4. The high-brightness composite nickel-plated layer according to claim 1, wherein the plating solution used in the preparation of said nickel-plated layer has the following composition: 240g/L of nickel sulfate 230-.

5. The high gloss composite nickel plating layer of claim 4, wherein the primary brightener is sodium dodecyl diphenyl ether disulfonate, the secondary brightener is o-chlorobenzaldehyde, and the secondary brightener is sodium methylene dinaphthalene sulfonate.
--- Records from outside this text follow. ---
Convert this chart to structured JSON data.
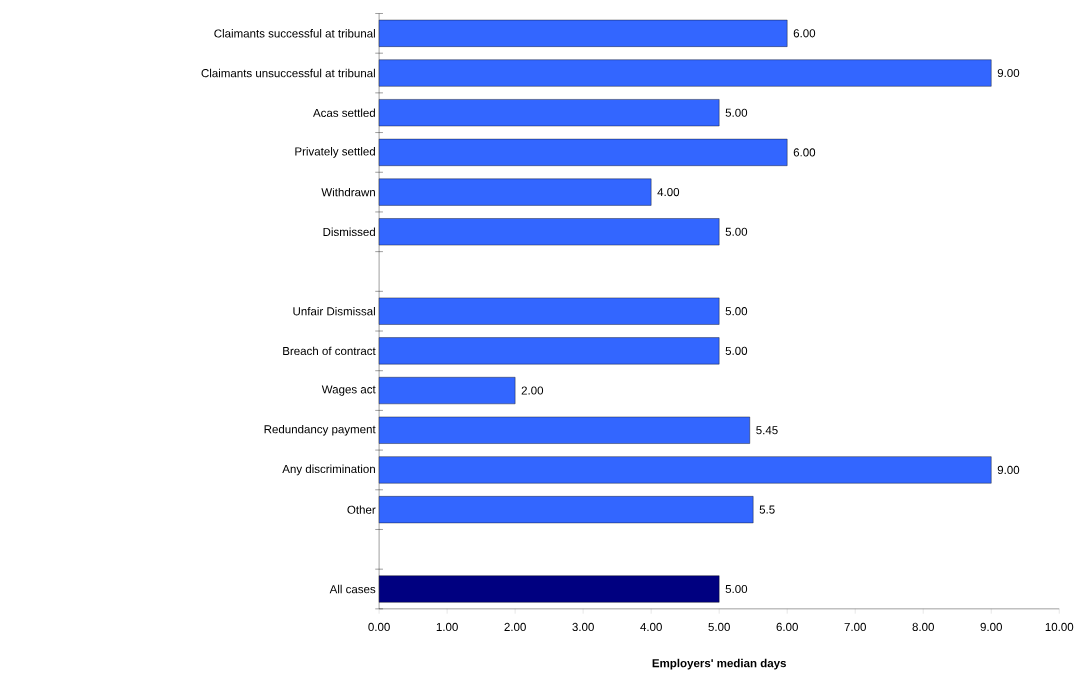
{
  "chart_data": {
    "type": "bar",
    "orientation": "horizontal",
    "xlabel": "Employers' median days",
    "categories": [
      "Claimants successful at tribunal",
      "Claimants unsuccessful at tribunal",
      "Acas settled",
      "Privately settled",
      "Withdrawn",
      "Dismissed",
      null,
      "Unfair Dismissal",
      "Breach of contract",
      "Wages act",
      "Redundancy payment",
      "Any discrimination",
      "Other",
      null,
      "All cases"
    ],
    "values": [
      6,
      9,
      5,
      6,
      4,
      5,
      null,
      5,
      5,
      2,
      5.45,
      9,
      5.5,
      null,
      5
    ],
    "value_labels": [
      "6.00",
      "9.00",
      "5.00",
      "6.00",
      "4.00",
      "5.00",
      null,
      "5.00",
      "5.00",
      "2.00",
      "5.45",
      "9.00",
      "5.5",
      null,
      "5.00"
    ],
    "colors": [
      "#3366ff",
      "#3366ff",
      "#3366ff",
      "#3366ff",
      "#3366ff",
      "#3366ff",
      null,
      "#3366ff",
      "#3366ff",
      "#3366ff",
      "#3366ff",
      "#3366ff",
      "#3366ff",
      null,
      "#000080"
    ],
    "xlim": [
      0,
      10
    ],
    "xticks": [
      {
        "value": 0,
        "label": "0.00"
      },
      {
        "value": 1,
        "label": "1.00"
      },
      {
        "value": 2,
        "label": "2.00"
      },
      {
        "value": 3,
        "label": "3.00"
      },
      {
        "value": 4,
        "label": "4.00"
      },
      {
        "value": 5,
        "label": "5.00"
      },
      {
        "value": 6,
        "label": "6.00"
      },
      {
        "value": 7,
        "label": "7.00"
      },
      {
        "value": 8,
        "label": "8.00"
      },
      {
        "value": 9,
        "label": "9.00"
      },
      {
        "value": 10,
        "label": "10.00"
      }
    ]
  }
}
6. The high-brightness composite nickel-plated layer according to claim 4, wherein the process parameters in the preparation process of the nickel-plated layer are pH 4-6, and the electroplating parameters are as follows: the cathode current density is 2.5-3A/dm2, the stirring speed is 5-15rpm, the time is 30-50min, and the temperature is 40-50 ℃.

7. The high-brightness composite nickel-plating layer as claimed in claim 1, wherein the baking temperature is 200-300 ℃, and the atmosphere is air.

8. The high brightness composite nickel plating layer according to claim 1, wherein the molybdenum sulfide has a particle size of 50 to 150nm and a purity of more than 99.8%.

9. The high-brightness composite nickel-plated layer as claimed in claim 1, wherein the hydrothermal process is temperature programming from 5-6 ℃/min to 180-200 ℃.